The prospect that Auckland's port could move north will take a back seat to plans to deepen the existing shipping channel and cater for larger container ships, Ports of Auckland said on Friday.
Consideration of the company's request to dredge the Waitemata navigation channel will start on Monday, when a panel will hear evidence from the 200 submitters on the plan.
Ports of Auckland notified its consent application on November 21 for what will a two-stage dredging programme, initially allowing entry by container ships able to carry the equivalent of 6,000 to 7,000 twenty-foot containers.
The second stage will cater for New Panamax container ships with a 12,000 TEU capacity, the company said.
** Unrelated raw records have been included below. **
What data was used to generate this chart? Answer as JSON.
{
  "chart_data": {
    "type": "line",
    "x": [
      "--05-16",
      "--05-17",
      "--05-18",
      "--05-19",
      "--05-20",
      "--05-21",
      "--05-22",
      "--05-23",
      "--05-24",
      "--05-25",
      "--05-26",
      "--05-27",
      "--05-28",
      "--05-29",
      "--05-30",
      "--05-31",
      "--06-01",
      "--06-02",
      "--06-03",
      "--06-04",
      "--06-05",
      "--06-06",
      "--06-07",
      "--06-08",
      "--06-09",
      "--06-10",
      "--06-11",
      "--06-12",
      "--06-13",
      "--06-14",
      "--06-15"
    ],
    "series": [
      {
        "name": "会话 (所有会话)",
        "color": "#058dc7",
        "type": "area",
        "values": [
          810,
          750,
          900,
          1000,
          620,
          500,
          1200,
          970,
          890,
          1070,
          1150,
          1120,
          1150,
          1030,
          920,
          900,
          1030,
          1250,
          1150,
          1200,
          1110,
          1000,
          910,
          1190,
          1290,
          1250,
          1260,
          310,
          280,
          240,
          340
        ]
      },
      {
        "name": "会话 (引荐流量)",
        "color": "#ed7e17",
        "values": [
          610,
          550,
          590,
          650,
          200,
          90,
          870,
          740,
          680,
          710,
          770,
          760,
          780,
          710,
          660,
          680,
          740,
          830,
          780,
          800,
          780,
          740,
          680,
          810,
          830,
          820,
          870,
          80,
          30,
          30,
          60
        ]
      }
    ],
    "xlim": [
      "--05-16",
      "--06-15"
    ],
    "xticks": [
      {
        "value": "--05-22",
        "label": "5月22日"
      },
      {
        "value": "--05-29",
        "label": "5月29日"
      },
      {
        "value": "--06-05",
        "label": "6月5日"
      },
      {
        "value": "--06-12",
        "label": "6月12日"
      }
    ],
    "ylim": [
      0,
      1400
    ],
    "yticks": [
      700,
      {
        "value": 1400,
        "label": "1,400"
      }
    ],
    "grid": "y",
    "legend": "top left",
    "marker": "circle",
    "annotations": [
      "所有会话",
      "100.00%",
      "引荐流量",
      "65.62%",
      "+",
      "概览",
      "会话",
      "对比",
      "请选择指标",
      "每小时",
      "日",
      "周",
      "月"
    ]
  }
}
The larger vessels, which are 366 metres in length, have a maximum draft of 15.2 metres and will rely on tidal windows to both enter and leave the port, it said.
The port said the 12.5-metre channel will be deepened to 14 metres on the straights, to 14.2 metres on the bends and the berth will be dredged to 15.5 metres so ships can stay through a full tidal cycle.
North Island strategy
The port operator's initial submission coincided with recommendations of the upper North Island strategy working group to shift the port to Northport at Marsden Point or build a new port in the Firth of Thames, with a scoped cost of more than $10.3 billion plus rail upgrades.
Auckland Mayor Phil Goff said while he remains in favour of moving the council-owned port, "relocation needs to stack up economically."
Based on the economics, it is a "huge sum of money with opportunity costs for other investments and the case for moving it to Northland needs to be strong and conclusive," he said.
The working group suggested the port could be moved within 15 years, but the firm's communications general manager, Matt Ball, said the Auckland operation's lifespan would be "closer to 30 years."
The NZ Institute of Economic Research report, commissioned by the port in October 2018, said it was worth about $158 million a year to the city's economy, while the council would forgo about $100m per year in direct benefit if it were moved.
Greenhouse gas
The NZIER report estimated that the use of Northport as an alternative port, will also add 138,774 tonnes of greenhouse gas emissions from additional road traffic and 92,665 tonnes from rail emissions.
The Port of Tauranga, the country's busiest export port, has an approach channel depth of 14.1 metres, with Port Otago at 14 metres. Tauranga last year had throughput of 1.18 million TEU, with Auckland second at 973,700 TEU.
Ball said the dredging process, which uses a digger on a barge, will have a low environmental impact with issues like turbidity, or floating particles in the water, at a low level.
The dredged sediment will then be barged to the disposal site, an uninhabited volcanic outcrop east of Cuvier Island under an existing marine dumping consent. That allows the port to dump up to 2 million cubic metres of material from capital works per year for the next 34 years.